Какое-то время он бежал вдоль берега, потом остановился на том месте, где мы с Виктором сели в лодку, поднял голову, потянул в себя воздух, громко завыл и бросился в воду. Странная и ужасная вещь! Он плыл по той самой черте, по которой прошла лодка, точно после нее остался видимый след! Когда он доплыл до того места, где я бросил ребенка в воду, то несколько мгновений повертелся вокруг него, затем нырнул…

Я напряженно, затаив дыхание, следил за каждым его движением и точно замер в этом состоянии.

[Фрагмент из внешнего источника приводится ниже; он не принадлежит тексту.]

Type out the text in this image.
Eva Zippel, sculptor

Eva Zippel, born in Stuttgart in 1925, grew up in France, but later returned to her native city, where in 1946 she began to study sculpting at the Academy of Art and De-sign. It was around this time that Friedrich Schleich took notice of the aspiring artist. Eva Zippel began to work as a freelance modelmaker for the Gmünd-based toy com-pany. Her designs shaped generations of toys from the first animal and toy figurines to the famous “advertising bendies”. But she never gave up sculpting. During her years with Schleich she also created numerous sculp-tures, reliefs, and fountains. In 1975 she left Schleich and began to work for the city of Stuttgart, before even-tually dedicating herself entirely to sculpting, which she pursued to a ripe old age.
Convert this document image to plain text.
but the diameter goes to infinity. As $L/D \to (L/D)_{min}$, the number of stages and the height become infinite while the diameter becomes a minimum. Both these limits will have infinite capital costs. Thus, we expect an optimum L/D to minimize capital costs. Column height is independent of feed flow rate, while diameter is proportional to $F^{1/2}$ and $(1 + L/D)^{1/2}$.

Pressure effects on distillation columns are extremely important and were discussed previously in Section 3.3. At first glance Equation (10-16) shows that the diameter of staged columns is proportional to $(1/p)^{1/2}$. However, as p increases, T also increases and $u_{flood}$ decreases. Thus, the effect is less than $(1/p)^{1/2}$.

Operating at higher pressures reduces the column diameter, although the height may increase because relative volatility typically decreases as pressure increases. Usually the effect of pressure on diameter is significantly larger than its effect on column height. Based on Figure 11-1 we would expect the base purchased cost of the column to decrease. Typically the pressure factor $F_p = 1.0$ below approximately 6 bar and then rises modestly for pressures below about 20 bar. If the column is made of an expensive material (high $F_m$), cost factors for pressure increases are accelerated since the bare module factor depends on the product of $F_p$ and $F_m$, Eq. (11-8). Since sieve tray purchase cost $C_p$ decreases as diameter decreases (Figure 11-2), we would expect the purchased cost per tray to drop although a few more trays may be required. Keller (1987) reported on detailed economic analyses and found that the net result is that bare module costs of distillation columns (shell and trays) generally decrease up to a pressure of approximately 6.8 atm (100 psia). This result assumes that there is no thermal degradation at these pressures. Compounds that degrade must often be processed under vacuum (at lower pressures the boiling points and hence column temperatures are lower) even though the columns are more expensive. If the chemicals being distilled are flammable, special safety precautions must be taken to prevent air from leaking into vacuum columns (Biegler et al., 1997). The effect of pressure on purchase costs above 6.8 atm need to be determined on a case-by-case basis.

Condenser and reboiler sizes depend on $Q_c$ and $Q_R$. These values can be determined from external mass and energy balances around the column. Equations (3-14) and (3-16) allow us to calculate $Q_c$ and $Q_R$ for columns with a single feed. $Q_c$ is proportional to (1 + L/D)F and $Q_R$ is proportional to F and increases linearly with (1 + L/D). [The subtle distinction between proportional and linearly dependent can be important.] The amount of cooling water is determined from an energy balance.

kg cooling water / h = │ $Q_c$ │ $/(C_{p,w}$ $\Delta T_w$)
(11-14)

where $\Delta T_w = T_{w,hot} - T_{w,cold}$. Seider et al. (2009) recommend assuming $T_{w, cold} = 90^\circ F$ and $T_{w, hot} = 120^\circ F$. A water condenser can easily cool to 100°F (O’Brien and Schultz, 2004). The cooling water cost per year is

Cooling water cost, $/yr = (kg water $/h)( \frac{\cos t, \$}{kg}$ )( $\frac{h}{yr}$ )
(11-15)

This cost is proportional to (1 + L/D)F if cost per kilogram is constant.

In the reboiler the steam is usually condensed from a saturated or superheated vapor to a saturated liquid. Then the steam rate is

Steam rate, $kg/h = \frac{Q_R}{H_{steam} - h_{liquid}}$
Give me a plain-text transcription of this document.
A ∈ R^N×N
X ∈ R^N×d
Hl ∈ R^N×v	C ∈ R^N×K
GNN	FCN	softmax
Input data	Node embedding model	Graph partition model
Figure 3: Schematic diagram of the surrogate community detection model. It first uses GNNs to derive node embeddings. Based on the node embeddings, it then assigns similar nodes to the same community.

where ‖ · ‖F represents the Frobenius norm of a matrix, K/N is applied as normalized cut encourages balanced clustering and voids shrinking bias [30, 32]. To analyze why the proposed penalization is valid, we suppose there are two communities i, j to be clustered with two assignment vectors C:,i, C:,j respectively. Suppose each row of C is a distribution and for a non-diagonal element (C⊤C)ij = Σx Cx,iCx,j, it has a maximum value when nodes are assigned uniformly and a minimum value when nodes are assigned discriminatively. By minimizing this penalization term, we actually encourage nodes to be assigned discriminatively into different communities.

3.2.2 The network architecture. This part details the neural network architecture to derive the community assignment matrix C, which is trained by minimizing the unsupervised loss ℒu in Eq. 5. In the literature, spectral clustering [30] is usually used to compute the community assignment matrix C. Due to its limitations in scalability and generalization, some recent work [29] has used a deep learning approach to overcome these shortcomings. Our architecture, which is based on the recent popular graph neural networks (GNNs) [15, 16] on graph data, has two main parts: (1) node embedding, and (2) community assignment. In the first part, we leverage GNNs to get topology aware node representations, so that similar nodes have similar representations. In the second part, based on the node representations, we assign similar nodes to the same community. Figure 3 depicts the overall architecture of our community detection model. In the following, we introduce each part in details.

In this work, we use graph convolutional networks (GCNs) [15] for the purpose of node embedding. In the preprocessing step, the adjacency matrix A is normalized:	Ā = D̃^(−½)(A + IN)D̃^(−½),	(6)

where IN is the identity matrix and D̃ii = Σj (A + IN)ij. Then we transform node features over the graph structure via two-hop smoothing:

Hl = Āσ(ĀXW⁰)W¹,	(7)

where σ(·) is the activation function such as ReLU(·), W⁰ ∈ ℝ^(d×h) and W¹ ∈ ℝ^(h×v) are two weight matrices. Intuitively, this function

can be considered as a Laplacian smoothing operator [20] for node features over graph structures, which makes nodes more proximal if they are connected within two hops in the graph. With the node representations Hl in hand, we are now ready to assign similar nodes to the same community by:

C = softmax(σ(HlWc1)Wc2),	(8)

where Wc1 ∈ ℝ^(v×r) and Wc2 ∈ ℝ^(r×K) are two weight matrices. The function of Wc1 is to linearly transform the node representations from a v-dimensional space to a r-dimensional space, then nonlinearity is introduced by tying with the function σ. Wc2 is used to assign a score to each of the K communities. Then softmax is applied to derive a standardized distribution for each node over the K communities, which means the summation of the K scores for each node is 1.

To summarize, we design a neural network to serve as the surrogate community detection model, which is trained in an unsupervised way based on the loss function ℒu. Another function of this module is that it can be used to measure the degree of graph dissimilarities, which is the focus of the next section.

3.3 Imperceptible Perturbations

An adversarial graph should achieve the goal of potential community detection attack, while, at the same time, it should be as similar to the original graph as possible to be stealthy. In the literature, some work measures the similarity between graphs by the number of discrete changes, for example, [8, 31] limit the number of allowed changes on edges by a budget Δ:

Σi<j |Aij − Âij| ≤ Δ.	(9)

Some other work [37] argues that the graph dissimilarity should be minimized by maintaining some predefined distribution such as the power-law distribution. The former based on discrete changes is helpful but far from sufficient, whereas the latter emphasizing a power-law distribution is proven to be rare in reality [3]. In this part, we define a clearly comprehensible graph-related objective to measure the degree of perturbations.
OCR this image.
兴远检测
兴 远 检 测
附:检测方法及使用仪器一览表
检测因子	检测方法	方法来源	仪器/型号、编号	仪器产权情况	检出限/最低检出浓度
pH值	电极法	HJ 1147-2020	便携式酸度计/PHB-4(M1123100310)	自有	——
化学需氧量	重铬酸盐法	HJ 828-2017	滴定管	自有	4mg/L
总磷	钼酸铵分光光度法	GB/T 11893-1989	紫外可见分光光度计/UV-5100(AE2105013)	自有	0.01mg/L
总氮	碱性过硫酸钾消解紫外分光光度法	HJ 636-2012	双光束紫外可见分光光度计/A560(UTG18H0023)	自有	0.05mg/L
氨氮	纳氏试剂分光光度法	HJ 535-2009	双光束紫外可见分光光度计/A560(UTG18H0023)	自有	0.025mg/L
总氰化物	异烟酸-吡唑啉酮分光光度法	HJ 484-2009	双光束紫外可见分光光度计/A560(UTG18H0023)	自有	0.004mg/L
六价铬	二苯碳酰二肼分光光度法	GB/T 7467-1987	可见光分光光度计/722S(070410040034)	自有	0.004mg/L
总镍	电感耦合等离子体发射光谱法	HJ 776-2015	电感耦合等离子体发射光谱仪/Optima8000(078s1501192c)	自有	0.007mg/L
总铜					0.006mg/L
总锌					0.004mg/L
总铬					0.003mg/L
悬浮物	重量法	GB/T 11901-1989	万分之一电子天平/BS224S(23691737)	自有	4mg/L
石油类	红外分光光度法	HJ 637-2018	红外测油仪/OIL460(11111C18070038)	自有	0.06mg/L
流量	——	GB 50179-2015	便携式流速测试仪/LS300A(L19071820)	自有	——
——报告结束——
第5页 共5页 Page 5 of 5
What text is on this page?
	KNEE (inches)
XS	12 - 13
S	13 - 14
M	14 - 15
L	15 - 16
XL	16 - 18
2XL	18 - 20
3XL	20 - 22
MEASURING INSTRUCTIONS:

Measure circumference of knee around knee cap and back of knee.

Над тем местом, где нырнул Брезиль, вода колыхалась и пенилась. Раза два на поверхности появлялась его голова, и я слышал, как тяжело он переводил дыхание. В третий раз он всплыл, держа в зубах какую-то большую массу с неясными очертаниями, и усиленно поплыл к берегу, таща ее за собою.

Он вышел из воды и вынес свою ношу на траву. То был труп маленького мальчика.

– Это ужасно! – прошептал монах.

– Да! А понимаете ли вы, что было тогда со мною? – продолжал Жерар. – Ведь на моих собственных глазах бездна, точно перед страшным судом, изрыгала мою жертву! Я закричал от бешенства, схватил ружье и по несся с лестницы. Право, не понимаю, как я тогда не слетел и не разбился вдребезги! Когда я очутился на крыльце, группа деревьев заслонила от меня собаку и ребенка, и я стал подкрадываться к ним под этим прикрытием. Минуты через две я был от них шагах в тридцати. Брезиль тащил труп дальше от замка.

Я вспомнил, что в заборе был пролом. Верно, через него-то и убежала Леони, и туда же тащил пес и тело Виктора! Не заметь этого я случайно, проклятая собака донесла бы на меня!

Когда я вышел из-за деревьев, Брезиль выпустил ребенка и повернул ко мне свою голову со сверкающими глазами и огромной раскрытой пастью. Я слышал, как щелкали его страшные зубы.